Now, we can consider some weighting of all of these vectors, where the weight on the cell vector $\frac{c_{j}}{| c_{j} |}$ is

$\frac{| c_{j} | \cdot N (C, t_{n})}{\sum_{C \in B_{a_{j}}^{S I}} | c_{j} | \cdot N (C, t_{n})}$

It is fairly easy to verify that this sums up to one across all $C \in B_{a_{j}}^{S I}$ . Because it is a weighting of a bunch of vectors in $B_{a_{j}}^{*}$ , which is a convex set, the resulting vector must be in $B_{a_{j}}^{*}$ , the set of distributions over the actions of others for which $a_{j}$ is a causal best response. The $| c_{j} |$ cancels out of the top and bottom, leaving the vector

$\sum C \in B_{a_{j}}^{S I} c_{j} \cdot \frac{N (C, t_{n})}{\sum_{C \in B_{a_{j}}^{S I}} N (C, t_{n}) | c_{j} |}$

which, as previously established, is the vector giving the probability distribution over everyone else's moves conditional on player 1 making the move $a_{j}$ .

Therefore, conditional on player 1 making move $a_{j}$ , the distribution over opponent moves was such that $a_{j}$ was a causal best response.

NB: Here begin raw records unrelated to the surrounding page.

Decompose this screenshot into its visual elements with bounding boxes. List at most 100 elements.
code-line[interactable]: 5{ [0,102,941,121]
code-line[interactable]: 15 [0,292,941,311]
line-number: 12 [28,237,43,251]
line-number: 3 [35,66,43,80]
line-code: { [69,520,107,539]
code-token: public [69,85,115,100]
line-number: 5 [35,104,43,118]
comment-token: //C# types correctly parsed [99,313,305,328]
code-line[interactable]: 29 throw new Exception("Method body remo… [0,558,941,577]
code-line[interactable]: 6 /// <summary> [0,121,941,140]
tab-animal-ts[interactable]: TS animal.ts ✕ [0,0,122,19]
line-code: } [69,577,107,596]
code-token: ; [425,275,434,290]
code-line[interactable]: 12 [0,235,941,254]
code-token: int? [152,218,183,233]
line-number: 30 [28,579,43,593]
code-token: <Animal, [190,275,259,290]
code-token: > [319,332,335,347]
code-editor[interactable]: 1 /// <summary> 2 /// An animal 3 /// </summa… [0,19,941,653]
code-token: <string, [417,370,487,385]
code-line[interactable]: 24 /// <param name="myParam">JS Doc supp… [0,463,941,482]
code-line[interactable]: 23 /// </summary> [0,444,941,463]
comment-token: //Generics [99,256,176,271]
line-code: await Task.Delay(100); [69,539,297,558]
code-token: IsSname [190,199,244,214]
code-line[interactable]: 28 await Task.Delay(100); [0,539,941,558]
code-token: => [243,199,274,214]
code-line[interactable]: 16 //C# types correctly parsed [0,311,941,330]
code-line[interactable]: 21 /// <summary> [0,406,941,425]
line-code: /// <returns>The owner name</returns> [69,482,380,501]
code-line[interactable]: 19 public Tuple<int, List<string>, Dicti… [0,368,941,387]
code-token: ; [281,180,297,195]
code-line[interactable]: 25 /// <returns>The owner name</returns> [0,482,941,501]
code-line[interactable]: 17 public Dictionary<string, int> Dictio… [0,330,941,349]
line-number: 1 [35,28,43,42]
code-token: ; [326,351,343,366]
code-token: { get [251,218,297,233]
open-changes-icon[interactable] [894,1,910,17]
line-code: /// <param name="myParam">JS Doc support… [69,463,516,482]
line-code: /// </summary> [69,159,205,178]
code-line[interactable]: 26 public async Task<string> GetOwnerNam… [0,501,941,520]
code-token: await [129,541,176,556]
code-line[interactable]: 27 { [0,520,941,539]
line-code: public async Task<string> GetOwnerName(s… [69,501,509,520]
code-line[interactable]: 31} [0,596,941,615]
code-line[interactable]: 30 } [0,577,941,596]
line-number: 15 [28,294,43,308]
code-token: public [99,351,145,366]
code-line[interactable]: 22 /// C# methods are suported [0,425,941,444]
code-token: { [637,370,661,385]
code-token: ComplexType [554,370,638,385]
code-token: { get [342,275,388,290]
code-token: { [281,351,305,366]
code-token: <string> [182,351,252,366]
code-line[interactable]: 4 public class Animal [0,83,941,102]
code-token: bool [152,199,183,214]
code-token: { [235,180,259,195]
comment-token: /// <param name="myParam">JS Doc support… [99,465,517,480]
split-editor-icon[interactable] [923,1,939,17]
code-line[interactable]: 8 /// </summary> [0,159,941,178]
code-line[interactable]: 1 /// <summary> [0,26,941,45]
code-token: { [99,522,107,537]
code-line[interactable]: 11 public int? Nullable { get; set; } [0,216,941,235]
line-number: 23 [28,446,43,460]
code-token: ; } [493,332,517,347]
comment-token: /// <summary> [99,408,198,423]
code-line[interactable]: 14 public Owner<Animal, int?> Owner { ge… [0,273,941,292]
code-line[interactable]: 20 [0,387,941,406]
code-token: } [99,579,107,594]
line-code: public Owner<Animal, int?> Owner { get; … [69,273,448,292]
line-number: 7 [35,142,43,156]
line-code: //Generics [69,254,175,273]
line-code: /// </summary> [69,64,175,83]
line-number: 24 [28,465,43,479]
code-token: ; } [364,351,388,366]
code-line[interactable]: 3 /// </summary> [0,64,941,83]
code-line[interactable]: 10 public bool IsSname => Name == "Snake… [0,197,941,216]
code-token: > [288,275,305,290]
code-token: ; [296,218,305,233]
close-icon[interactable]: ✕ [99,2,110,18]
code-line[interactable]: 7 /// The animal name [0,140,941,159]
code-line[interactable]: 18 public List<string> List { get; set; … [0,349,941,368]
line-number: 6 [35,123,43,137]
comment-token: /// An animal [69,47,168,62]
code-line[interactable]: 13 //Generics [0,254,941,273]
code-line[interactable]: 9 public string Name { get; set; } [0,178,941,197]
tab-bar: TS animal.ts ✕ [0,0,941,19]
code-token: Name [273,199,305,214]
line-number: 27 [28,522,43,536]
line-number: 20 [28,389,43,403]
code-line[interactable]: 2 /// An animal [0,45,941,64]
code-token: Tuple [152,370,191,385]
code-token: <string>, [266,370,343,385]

This same argument can be repeated for all players to conclude that they play a correlated equilibrium if they are all bad enough at predicting each other that all players think they can change their own action without affecting the probability distribution over everyone else's actions.

#Correlated or Nash?

Admittedly, since all Nash equilibria are correlated equilibria, this isn't quite strong enough. As previously mentioned, there are games where it is possible to show that a wide range of strategies do not converge to a Nash equilibrium, and I'll work on that case soon.

However, there is an (admittedly sketchy) argument that shows that logical inductors plausibly converge to correlated equilibria in general.

Consider two logical inductors going up against each other in a game of Chicken. Logical inductor A has a trader with a very large starting budget that buys conditional contracts forcing down the expected utility of "swerve", but only on even-numbered days. Logical inductor B is the same, but for odd-numbered days.

Eventually, both logical inductors will learn that the other inductor is very likely to go straight on the $P$ -generable subsequence of even/odd days, and converge to swerving on those days. This probably continues in a self-enforcing way, even after the traders run out of budget, because inductor A exploring into going straight on odd-numbered days experiences ruin, and vice-versa, so they both learn to get out of the way when the other one is going straight. This is a correlated equilibria, because the long-run frequencies over all joint outcomes don't converge to any of the three Nash equilibria.

However, it is a Nash equilibria of the infinitely repeated game, by the Folk Theorem.

Admittedly there's no proof, but it seems very plausible that this behavior of superstitiously learning to defend/swerve out of the way on $P$ -generable sequences happens in general when logical inductors play each other, and once established and learned, these patterns are stable.